Neuroscientists and clinicians are seeking better understanding of the fact
that we all have modules/parts which are often contradictory (the preacher who
frequents prostitutes, the priest who abuses children, the loving husband who
has an affair, or someone who says, “I want to lose weight” and
frequently eats ice cream). Robert Kurzton in
Why everyone (else) is a Hypocrite, has written extensively about
this in a book which is not light reading. This modularity of minds is perhaps
one of the major factors psychotherapy is sometimes a long process, as
“one part wants one thing” and “another part wants something
else.” It is difficult to generalize further about this, so will leave
this topic for now.


In conclusion, most people find the psychotherapy process to be worthwhile,
and very glad that they engaged in it.
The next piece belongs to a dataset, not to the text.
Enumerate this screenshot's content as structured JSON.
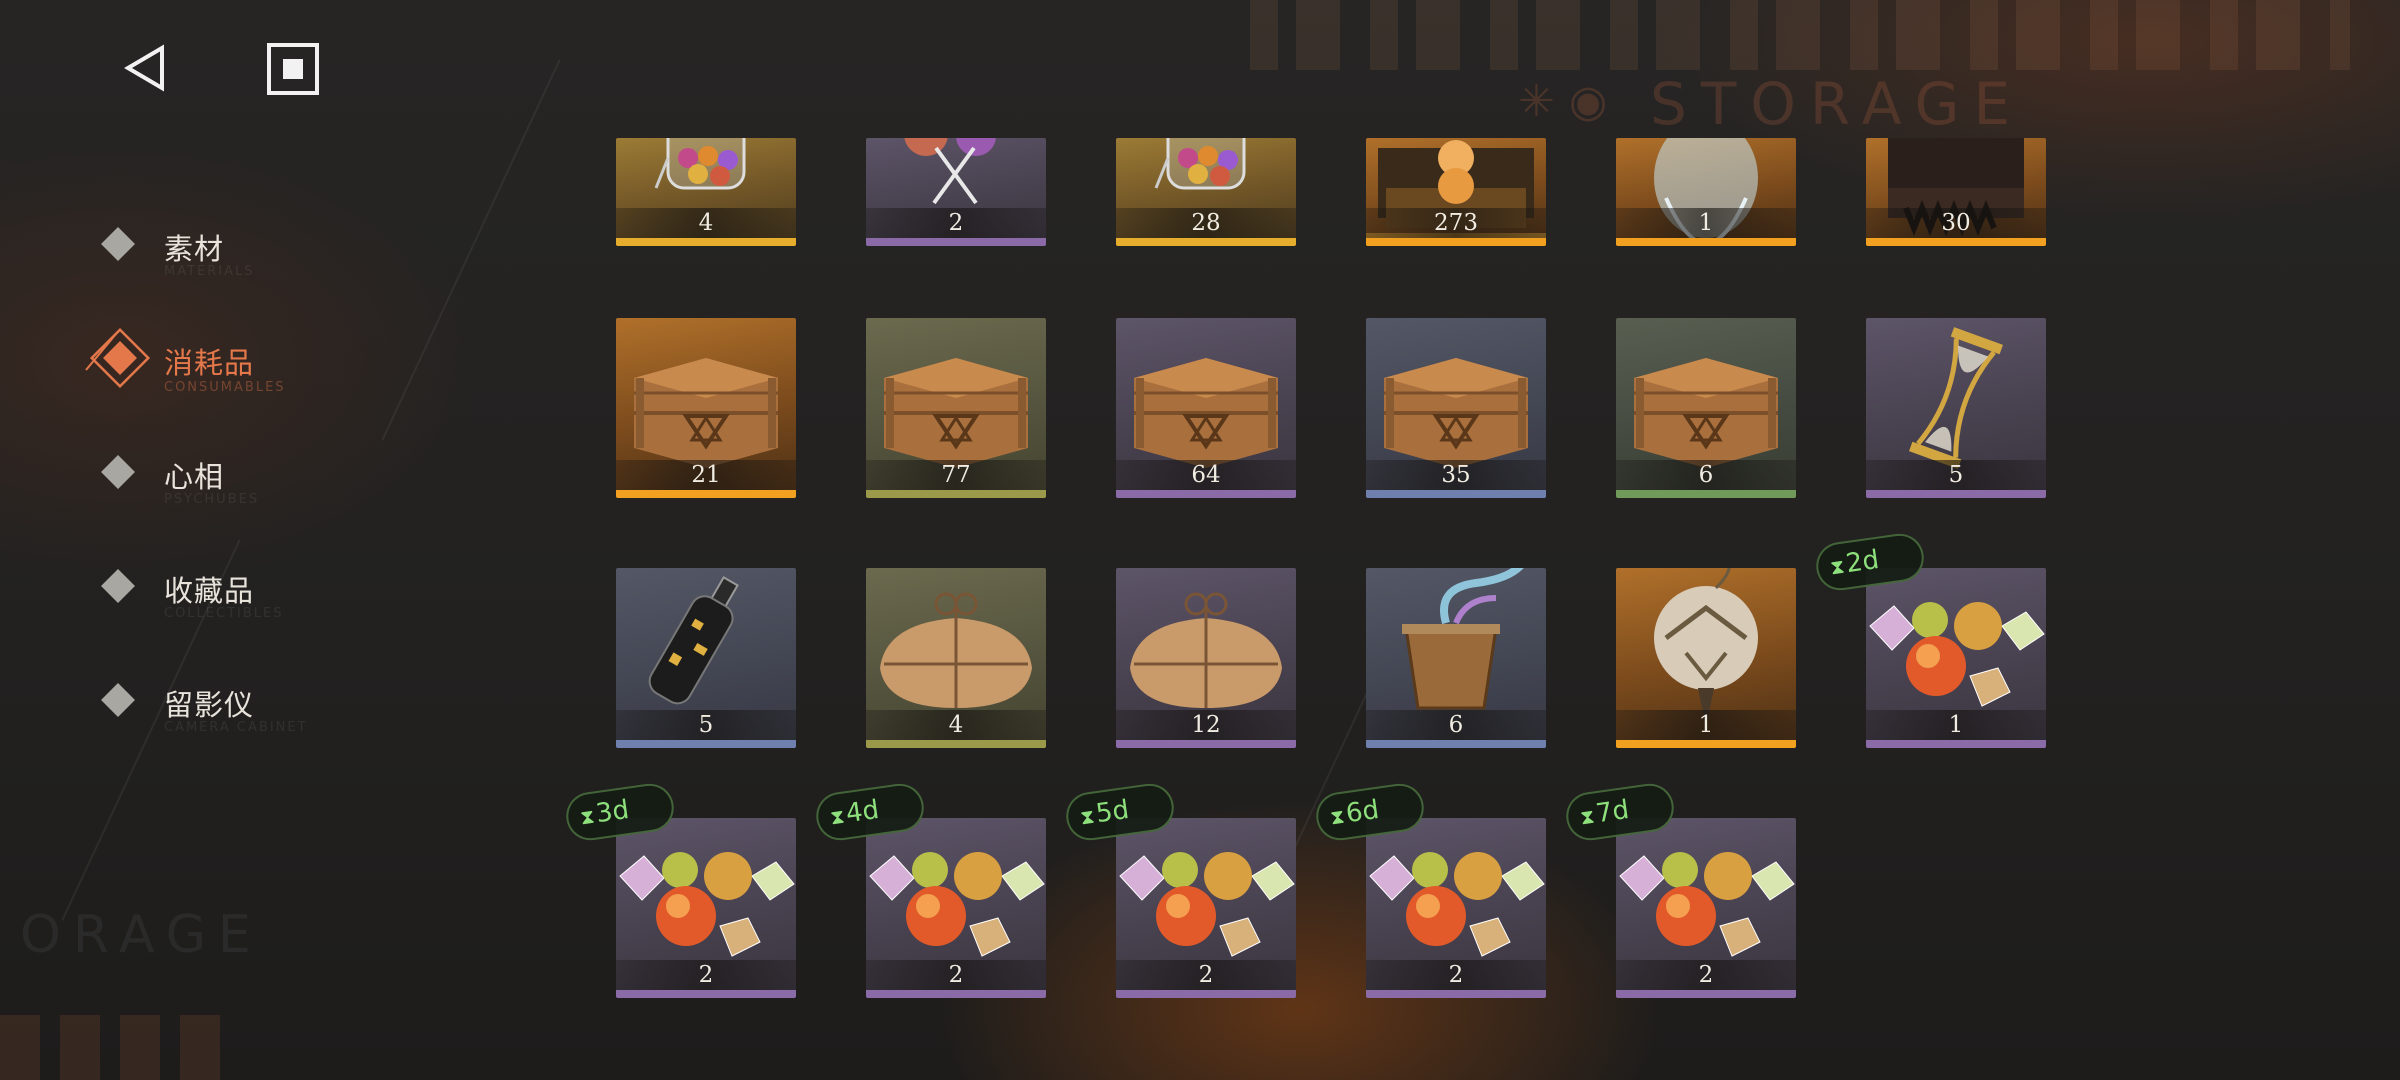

There may be some temporary
discomfort, and any therapist will work with you to minimize this. A vast
majority of therapists will help you manage emotional reactions which are
overwhelming. Being aware of your modules/parts may initially be
frustrating, but with successful therapy the outcomes of your various
modules/parts will become more aligned. Because of state dependent learning,
it is best to minimize benzodiazepines/ drugs/ alcohol for 4-5 hours before
and after the psychotherapy session. It is recommended to set aside some
time after psychotherapy for mental review of the session, or to write
yourself a brief note regarding your recollections, insights, and plans. If
you discuss this with a close friend or family member, make certain he or
she is supportive and understanding, as your brain is still “open/
malleable/ plastic” for a few hours after psychotherapy, and a
“negative Nellie” may be able to have some impact, decrease the
benefit. After a few hours, the changes are more permanent, and
“negative Nellie” will have nil impact on your new perspectives
on past issues and plans for change.